Au crépuscule l’avant-garde Tartare campa devant la ville, et des troupes fraîches ennemies arrivaient constamment. Bien loin, dans la sombre plaine, on pouvait apercevoir de longues et sinueuses traînées de chariots se mouvant lentement et progressivement comme quelque énorme serpent ; et des feux innombrables scintillèrent, comme des étoiles, au pied de la colline, pendant que la brise vespérale apportait une odeur de viande rôtie aux veilleurs russes qui grinçaient des dents à la pensée que les Tartares mangeaient leur propre bétail volé.

Bien qu’on s’attendait à une attaque de nuit, la garnison ne fut pas ennuyée. Octaï Khan, féroce et brutal, avait toute la finesse et la prudence d’un grand général. Il avait entendu parler des nouvelles fortifications de Kief et voulait les observer avant de lancer ses troupes à l’assaut.

Lorsque le jour parut, les Russes virent, de leurs murailles, la plaine remplie de sombres figures entourant la ville.
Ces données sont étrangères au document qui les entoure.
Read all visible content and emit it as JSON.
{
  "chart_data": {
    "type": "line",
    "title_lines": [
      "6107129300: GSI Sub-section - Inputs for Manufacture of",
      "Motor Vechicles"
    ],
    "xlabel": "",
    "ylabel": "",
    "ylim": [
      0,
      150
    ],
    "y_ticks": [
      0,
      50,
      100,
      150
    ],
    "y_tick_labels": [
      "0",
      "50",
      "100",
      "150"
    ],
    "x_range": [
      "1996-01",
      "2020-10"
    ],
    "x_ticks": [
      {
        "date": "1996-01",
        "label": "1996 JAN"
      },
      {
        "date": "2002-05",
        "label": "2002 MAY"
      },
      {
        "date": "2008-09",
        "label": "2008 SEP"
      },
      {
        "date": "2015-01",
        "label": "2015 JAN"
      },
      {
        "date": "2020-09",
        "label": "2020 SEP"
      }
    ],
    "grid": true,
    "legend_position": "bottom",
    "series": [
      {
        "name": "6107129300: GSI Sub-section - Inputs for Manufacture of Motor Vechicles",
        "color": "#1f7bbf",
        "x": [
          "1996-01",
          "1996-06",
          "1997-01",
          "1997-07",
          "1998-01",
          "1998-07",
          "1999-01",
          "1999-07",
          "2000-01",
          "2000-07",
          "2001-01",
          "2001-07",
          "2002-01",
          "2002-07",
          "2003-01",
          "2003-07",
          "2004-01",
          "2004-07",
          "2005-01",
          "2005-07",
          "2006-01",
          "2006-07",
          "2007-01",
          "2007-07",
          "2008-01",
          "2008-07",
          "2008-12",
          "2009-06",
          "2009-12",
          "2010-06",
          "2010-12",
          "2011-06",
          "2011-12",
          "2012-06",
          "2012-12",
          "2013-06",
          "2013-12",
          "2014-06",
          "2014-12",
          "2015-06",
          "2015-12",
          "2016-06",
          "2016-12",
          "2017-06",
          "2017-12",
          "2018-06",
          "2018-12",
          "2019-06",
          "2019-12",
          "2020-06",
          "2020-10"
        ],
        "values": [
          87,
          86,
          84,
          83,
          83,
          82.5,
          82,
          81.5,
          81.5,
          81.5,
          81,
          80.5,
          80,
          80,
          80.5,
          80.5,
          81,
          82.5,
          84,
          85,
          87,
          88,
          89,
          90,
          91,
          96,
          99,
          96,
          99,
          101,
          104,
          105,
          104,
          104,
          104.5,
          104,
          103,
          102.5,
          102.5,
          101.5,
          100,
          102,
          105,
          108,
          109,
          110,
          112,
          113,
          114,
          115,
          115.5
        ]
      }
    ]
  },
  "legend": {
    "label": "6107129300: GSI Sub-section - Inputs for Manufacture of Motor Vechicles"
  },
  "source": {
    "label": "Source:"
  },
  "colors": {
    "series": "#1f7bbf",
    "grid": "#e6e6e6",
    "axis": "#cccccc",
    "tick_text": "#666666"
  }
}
Mais les courageux guerriers de Vladimir regardaient sans crainte s’avancer cette supériorité, et ils répondirent aux cris sauvages de leurs ennemis, en entonnant leur psaume favori qui, chanté par des centaines de voix, s’envola sous la brise matinale, comme un bruit de tonnerre lointain.

« Le Dieu puissant est à mon côté.
        Je ne serai pas découragé ;
Les hommes pourront faire ce qu’ils voudront
        Je ne serai pas effrayé.

Les nations ne formant qu’une
        M’entourent presque ;
Mais au nom de Dieu le Seigneur
        Je les mettrai en déroute ».


Les Tartares connaissaient bien cette mélodie que leurs camarades avaient entendue à leurs dépens dans maintes batailles, et il faut croire qu’elle agit sur eux car le son du cor résonna, non pour commander l’assaut, mais pour demander à parlementer.

— « Ces brutes veulent nous jouer quelques tours », grommela Sviatagor, « mais entendons au moins ce qu’ils vont nous raconter ».

Il ordonna à ses hommes de répondre par une sonnerie similaire, et quelques minutes plus tard, quatre Tartares, sans arc et sans carquois et la lance tournée vers le bas en signe de paix, sortirent de leur camp et montèrent lentement la colline.